There is a difference of using various training areas in the same scene, and running various envs. You can even use both together.

Do you run several training areas within each individual training area?

I'm not sure if I understood what you meant

roboserg commented 5 years ago

I meant several training areas within one unity scene / editor. How do you balance it vs several editor instances of unity

caioc2 commented 5 years ago

In my case it was trial and error. I put enough training areas in the scene until it saturates one core and run as many instances as the number of cores/HT.

PS: I'm using the built game not the editor for concurrency.

roboserg commented 5 years ago

Hmm, I run 10 training areas within one unity editor and it uses all my 4 cores (+4 HT):

https://puu.sh/Dte4U/3900d51b58.png

Looks like putting multiple scenes with several instances of the game won't make sense in my case? I am having a i7 6700k with 4 cores and 4 HT

caioc2 commented 5 years ago

The operational systems handles which core it will run, and it isnt fixed which one. I this case when one says it is using "one core" is because the processor usage does not top near the 100%. For instance in a quad-core if you usage is about 25~30% one would assume it is using one core, not that one of them would be at 100% and others at 0%, unless you explicit sets it in your system. (Of course there are other cases in which it can occur but I'm keeping it simple)

In your case it is topping 66%, which is not bad but with 2 instances running could reach 90~100% and you would have some gains in speed.

Another point of CPU usage is what you are doing and using in unity. In my case I dont use physics or anything heavy which is already multi-threaded by unity internals itself, everything is made on my own C# script, that's why it usually sits at 25~30% CPU usage with a single scene/executable when simulating. When training it uses everything, as tensorflow is high optimized, and that's why my total gains are not much, most of time it is training and not simulating.

TL DR

if you are not near 100% CPU usage, you can try to use concurrency and have some gains.

roboserg commented 5 years ago

Thanks. I use some physics and Unity Editor uses only 4-8% of the total CPU time. Will play around headless mode + several instances.

harperj commented 5 years ago

Hi @caioc2 -- the reason the output in the console is different from the output in the CSV is that the console is counting in "steps", which is a unit of a single environment step for all environments. So if you have 8 copies of your environment a single "step" accounts for all environments moving forward by a single step. The CSV output is in terms of "experiences", which refer to a single experience (tuple of action, observation, reward) from a single environment.
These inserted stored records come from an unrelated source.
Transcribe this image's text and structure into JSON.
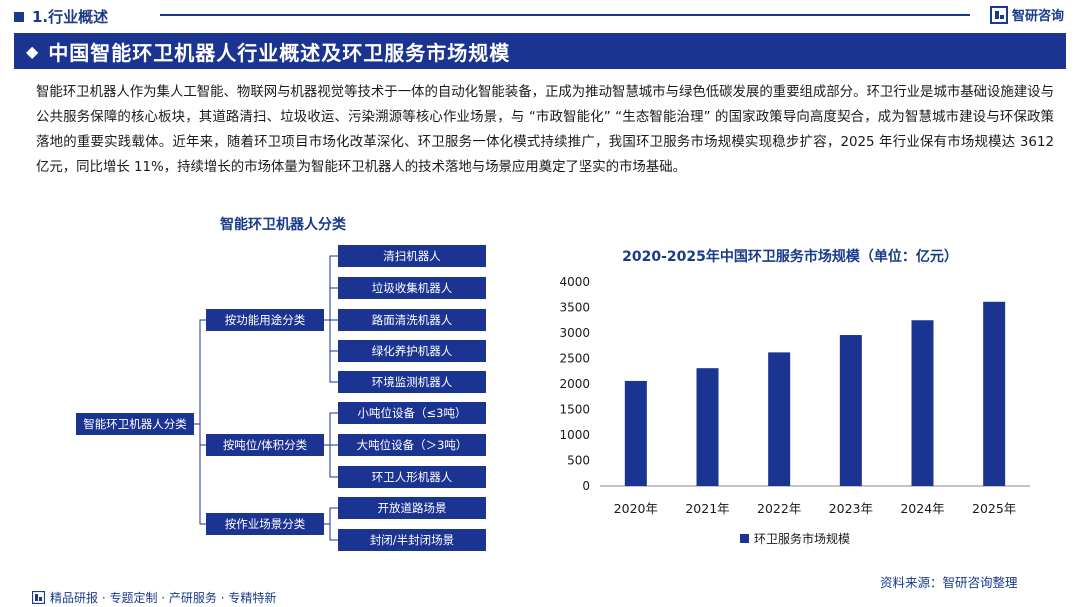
{
  "header": {
    "section_title": "1.行业概述",
    "brand_name": "智研咨询"
  },
  "banner": {
    "title": "中国智能环卫机器人行业概述及环卫服务市场规模"
  },
  "intro": {
    "text": "智能环卫机器人作为集人工智能、物联网与机器视觉等技术于一体的自动化智能装备，正成为推动智慧城市与绿色低碳发展的重要组成部分。环卫行业是城市基础设施建设与公共服务保障的核心板块，其道路清扫、垃圾收运、污染溯源等核心作业场景，与 “市政智能化” “生态智能治理” 的国家政策导向高度契合，成为智慧城市建设与环保政策落地的重要实践载体。近年来，随着环卫项目市场化改革深化、环卫服务一体化模式持续推广，我国环卫服务市场规模实现稳步扩容，2025 年行业保有市场规模达 3612 亿元，同比增长 11%，持续增长的市场体量为智能环卫机器人的技术落地与场景应用奠定了坚实的市场基础。"
  },
  "tree": {
    "title": "智能环卫机器人分类",
    "root": "智能环卫机器人分类",
    "groups": [
      {
        "label": "按功能用途分类",
        "leaves": [
          "清扫机器人",
          "垃圾收集机器人",
          "路面清洗机器人",
          "绿化养护机器人",
          "环境监测机器人"
        ]
      },
      {
        "label": "按吨位/体积分类",
        "leaves": [
          "小吨位设备（≤3吨）",
          "大吨位设备（＞3吨）",
          "环卫人形机器人"
        ]
      },
      {
        "label": "按作业场景分类",
        "leaves": [
          "开放道路场景",
          "封闭/半封闭场景"
        ]
      }
    ]
  },
  "chart_data": {
    "type": "bar",
    "title": "2020-2025年中国环卫服务市场规模（单位：亿元）",
    "categories": [
      "2020年",
      "2021年",
      "2022年",
      "2023年",
      "2024年",
      "2025年"
    ],
    "series": [
      {
        "name": "环卫服务市场规模",
        "values": [
          2060,
          2310,
          2620,
          2960,
          3250,
          3612
        ]
      }
    ],
    "ylim": [
      0,
      4000
    ],
    "yticks": [
      0,
      500,
      1000,
      1500,
      2000,
      2500,
      3000,
      3500,
      4000
    ],
    "ytick_labels": [
      "0",
      "500",
      "1000",
      "1500",
      "2000",
      "2500",
      "3000",
      "3500",
      "4000"
    ],
    "legend": "bottom",
    "bar_color": "#1b3391"
  },
  "source": "资料来源：智研咨询整理",
  "footer": {
    "text": "精品研报 · 专题定制 · 产研服务 · 专精特新"
  },
  "colors": {
    "brand": "#1b3391",
    "accent": "#1a3a8a"
  }
}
I agree that we could make this easier to understand, but for now I hope this clears up what's going on.

caioc2 commented 5 years ago

My concern, which may not be relevant for other applications, is about the architecture. Implementing anything based on steps, for example a custom curriculum, will present different results depending of the number of environments. This dependency in my anecdotal case is not welcome.

Anyway, it is completely clear now, Thanks!

harperj commented 5 years ago

@caioc2 loud and clear on the issues with steps -- we're discussing internally how best to fix this in an upcoming release.

caioc2 commented 5 years ago

Thanks, I'm glad to hear about that.

xiaomaogy commented 5 years ago

Thank you for the discussion. We are closing this issue due to inactivity. Feel free to reopen it if you’d like to continue the discussion though.

github-actions[bot] commented 3 years ago

This thread has been automatically locked since there has not been any recent activity after it was closed. Please open a new issue for related bugs.